In this project, we focus on cleaning a raw Excel dataset titled "layoffs" and performing Exploratory Data Analysis (EDA) using SQL. The main objective is to prepare the dataset for further analysis by addressing issues such as missing values, duplicates, and irrelevant data, and then exploring the data to uncover useful insights.
- Data Cleaning: Using SQL queries, we apply various techniques to clean the raw dataset, ensuring data integrity and quality.
- Exploratory Data Analysis (EDA): SQL queries are then used to explore the dataset, uncover patterns, and generate insights that can guide further analysis or decision-making.
- layoffs.xlsx: The raw dataset containing information related to layoffs.
- DataCleaning_queries.sql: A set of SQL queries focused on cleaning the raw dataset by handling missing values, duplicates, and irrelevant columns.

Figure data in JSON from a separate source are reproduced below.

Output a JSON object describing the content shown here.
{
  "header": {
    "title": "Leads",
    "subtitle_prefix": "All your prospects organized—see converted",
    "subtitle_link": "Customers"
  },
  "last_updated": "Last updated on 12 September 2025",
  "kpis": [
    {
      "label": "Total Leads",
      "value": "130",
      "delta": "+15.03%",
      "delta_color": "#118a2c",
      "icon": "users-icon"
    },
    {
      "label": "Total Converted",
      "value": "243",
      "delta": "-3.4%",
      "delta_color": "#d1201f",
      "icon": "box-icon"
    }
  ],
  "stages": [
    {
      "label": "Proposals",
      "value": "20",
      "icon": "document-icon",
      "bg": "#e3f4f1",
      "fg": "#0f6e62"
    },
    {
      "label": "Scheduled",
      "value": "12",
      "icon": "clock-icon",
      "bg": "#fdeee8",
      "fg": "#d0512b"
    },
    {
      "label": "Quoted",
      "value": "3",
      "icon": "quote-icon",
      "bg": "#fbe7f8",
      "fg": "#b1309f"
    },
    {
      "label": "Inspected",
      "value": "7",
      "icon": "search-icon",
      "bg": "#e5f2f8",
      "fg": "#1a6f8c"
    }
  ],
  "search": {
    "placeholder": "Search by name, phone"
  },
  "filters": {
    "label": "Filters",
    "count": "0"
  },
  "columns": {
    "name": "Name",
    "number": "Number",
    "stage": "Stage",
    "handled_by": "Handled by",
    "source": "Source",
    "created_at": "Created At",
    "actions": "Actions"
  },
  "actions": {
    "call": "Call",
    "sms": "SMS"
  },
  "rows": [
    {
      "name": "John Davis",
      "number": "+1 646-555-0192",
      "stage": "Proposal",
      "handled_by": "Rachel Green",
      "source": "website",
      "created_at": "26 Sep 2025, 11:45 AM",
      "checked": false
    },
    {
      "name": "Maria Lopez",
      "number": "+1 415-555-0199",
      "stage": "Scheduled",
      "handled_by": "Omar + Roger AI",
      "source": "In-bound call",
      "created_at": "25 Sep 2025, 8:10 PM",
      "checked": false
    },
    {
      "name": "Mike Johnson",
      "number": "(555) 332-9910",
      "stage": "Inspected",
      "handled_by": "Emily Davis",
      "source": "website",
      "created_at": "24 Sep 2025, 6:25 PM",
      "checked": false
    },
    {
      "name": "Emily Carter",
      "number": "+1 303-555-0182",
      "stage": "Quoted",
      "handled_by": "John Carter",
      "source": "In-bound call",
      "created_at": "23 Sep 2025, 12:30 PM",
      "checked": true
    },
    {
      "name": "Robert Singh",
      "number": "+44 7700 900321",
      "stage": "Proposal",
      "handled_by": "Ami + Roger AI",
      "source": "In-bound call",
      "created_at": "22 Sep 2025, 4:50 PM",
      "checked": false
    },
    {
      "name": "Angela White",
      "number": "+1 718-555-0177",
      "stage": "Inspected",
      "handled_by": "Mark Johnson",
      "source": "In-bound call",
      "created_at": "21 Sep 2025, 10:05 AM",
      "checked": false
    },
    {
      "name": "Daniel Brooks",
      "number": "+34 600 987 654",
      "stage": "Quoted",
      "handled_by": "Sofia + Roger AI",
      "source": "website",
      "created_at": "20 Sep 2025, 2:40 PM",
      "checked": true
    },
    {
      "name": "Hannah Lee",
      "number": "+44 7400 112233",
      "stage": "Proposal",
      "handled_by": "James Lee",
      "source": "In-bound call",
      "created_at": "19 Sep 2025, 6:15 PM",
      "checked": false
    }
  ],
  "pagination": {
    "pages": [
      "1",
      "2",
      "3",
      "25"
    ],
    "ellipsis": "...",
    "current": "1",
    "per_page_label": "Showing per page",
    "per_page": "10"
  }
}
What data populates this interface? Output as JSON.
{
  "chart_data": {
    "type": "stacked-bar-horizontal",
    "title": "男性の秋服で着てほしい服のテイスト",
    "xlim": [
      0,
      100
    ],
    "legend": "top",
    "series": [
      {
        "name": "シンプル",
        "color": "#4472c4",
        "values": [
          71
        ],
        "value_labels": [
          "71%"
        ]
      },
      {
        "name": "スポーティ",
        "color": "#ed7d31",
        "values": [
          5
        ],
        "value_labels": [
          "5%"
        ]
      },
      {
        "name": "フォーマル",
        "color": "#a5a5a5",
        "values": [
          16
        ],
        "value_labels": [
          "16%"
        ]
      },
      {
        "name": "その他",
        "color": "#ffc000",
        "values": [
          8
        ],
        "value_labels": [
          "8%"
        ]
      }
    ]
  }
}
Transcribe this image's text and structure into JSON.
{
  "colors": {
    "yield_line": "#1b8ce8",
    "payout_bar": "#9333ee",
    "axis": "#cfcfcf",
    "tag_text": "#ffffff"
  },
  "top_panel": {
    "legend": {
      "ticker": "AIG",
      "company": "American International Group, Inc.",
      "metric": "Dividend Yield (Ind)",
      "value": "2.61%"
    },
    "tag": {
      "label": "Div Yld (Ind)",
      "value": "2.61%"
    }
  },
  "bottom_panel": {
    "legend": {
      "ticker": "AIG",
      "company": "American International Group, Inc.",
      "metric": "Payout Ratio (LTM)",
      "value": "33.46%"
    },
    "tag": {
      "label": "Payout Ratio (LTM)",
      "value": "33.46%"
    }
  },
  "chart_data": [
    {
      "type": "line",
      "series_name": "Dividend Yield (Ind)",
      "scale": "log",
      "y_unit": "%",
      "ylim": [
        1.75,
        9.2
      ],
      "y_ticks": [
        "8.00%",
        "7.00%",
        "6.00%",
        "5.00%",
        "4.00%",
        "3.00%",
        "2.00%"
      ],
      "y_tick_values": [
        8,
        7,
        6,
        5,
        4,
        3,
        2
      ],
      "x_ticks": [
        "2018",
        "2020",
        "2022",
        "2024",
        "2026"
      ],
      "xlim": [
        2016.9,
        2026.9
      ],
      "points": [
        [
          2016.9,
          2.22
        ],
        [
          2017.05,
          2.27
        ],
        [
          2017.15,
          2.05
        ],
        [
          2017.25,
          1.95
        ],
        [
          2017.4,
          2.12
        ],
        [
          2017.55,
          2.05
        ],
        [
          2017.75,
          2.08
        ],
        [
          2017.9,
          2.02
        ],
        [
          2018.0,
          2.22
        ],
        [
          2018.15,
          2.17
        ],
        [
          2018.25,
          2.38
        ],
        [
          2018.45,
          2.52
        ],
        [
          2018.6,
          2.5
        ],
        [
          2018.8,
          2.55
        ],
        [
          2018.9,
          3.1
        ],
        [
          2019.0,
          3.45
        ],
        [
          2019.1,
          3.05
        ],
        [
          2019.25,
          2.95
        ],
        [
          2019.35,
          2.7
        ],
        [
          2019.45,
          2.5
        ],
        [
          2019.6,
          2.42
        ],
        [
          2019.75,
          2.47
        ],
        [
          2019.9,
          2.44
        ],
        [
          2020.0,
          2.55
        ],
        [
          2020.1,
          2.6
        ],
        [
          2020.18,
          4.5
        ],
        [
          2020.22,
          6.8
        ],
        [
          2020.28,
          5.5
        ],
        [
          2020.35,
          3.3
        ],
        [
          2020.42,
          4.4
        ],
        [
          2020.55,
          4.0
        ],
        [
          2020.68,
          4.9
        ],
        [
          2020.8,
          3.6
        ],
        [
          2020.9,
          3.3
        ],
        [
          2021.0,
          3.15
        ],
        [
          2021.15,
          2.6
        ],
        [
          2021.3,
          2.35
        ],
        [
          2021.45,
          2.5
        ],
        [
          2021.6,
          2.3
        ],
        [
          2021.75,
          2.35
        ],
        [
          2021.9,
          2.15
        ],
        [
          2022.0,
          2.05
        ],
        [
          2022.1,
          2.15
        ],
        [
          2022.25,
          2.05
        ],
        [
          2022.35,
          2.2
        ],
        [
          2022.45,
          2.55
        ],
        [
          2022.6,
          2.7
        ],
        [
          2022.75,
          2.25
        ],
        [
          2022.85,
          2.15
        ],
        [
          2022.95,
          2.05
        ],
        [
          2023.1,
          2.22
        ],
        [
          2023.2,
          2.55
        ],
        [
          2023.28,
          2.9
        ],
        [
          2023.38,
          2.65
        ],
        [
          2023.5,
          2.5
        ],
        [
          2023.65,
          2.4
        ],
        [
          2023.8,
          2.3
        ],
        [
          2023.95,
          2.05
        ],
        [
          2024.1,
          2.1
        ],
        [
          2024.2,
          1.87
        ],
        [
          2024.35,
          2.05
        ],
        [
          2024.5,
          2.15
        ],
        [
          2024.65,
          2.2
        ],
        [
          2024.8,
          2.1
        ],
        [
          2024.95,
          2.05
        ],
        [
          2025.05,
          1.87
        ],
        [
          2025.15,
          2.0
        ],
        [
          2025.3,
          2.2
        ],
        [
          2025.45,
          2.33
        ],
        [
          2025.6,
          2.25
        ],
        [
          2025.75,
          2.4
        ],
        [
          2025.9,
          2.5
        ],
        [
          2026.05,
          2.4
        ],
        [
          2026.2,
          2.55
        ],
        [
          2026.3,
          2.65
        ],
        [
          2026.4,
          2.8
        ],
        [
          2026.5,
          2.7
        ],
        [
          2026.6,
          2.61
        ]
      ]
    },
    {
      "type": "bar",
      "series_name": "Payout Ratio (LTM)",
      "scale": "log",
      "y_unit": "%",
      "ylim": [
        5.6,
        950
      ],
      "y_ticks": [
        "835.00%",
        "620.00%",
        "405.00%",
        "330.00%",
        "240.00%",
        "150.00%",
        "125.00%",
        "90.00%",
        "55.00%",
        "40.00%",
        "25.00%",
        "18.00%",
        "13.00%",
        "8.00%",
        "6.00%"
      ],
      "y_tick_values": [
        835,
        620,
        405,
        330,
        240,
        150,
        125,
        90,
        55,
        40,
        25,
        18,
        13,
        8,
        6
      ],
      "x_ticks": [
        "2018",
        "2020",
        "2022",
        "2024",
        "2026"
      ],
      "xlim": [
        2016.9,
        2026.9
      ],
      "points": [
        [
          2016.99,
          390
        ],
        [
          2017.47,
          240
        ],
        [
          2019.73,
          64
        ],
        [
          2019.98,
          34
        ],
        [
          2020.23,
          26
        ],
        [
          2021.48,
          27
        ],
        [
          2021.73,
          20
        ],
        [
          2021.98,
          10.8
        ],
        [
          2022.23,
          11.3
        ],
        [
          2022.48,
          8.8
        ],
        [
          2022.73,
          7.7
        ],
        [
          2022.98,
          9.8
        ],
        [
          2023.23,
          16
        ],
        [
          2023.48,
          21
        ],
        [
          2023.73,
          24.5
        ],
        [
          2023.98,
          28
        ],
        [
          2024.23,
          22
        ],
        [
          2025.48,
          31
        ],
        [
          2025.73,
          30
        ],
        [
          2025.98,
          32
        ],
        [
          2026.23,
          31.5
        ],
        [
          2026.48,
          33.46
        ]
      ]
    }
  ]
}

- EDA_queries.sql: A set of SQL queries used to analyze the cleaned data, focusing on uncovering trends, summarizing key metrics, and visualizing patterns in the data.
The DataCleaning_queries perform several operations to clean the raw dataset:
- Removing duplicate records
- Handling missing or null values in crucial columns
- Standardizing column names and data types
- Filtering out irrelevant or incomplete records
The EDA_queries perform in-depth analysis to derive actionable insights:
- Identifying correlations and patterns between variables
- Generating statistical summaries of key columns
- Visualizing trends, distributions, and outliers in the data
- Segmenting the data to explore various subgroups and trends
The goal of this project is to transform a messy, unorganized raw dataset into a clean, structured format suitable for detailed analysis. By applying SQL-based data cleaning and performing thorough exploratory data analysis, we can extract valuable insights that could inform decision-making processes.
- SQL: For data cleaning, transformation, and analysis
- Excel: To import and view the raw dataset
This project demonstrates how SQL can be used effectively to clean and analyze raw data. By performing both data cleaning and exploratory data analysis, we make the dataset ready for deeper analysis and potential use in decision-making or machine learning applications.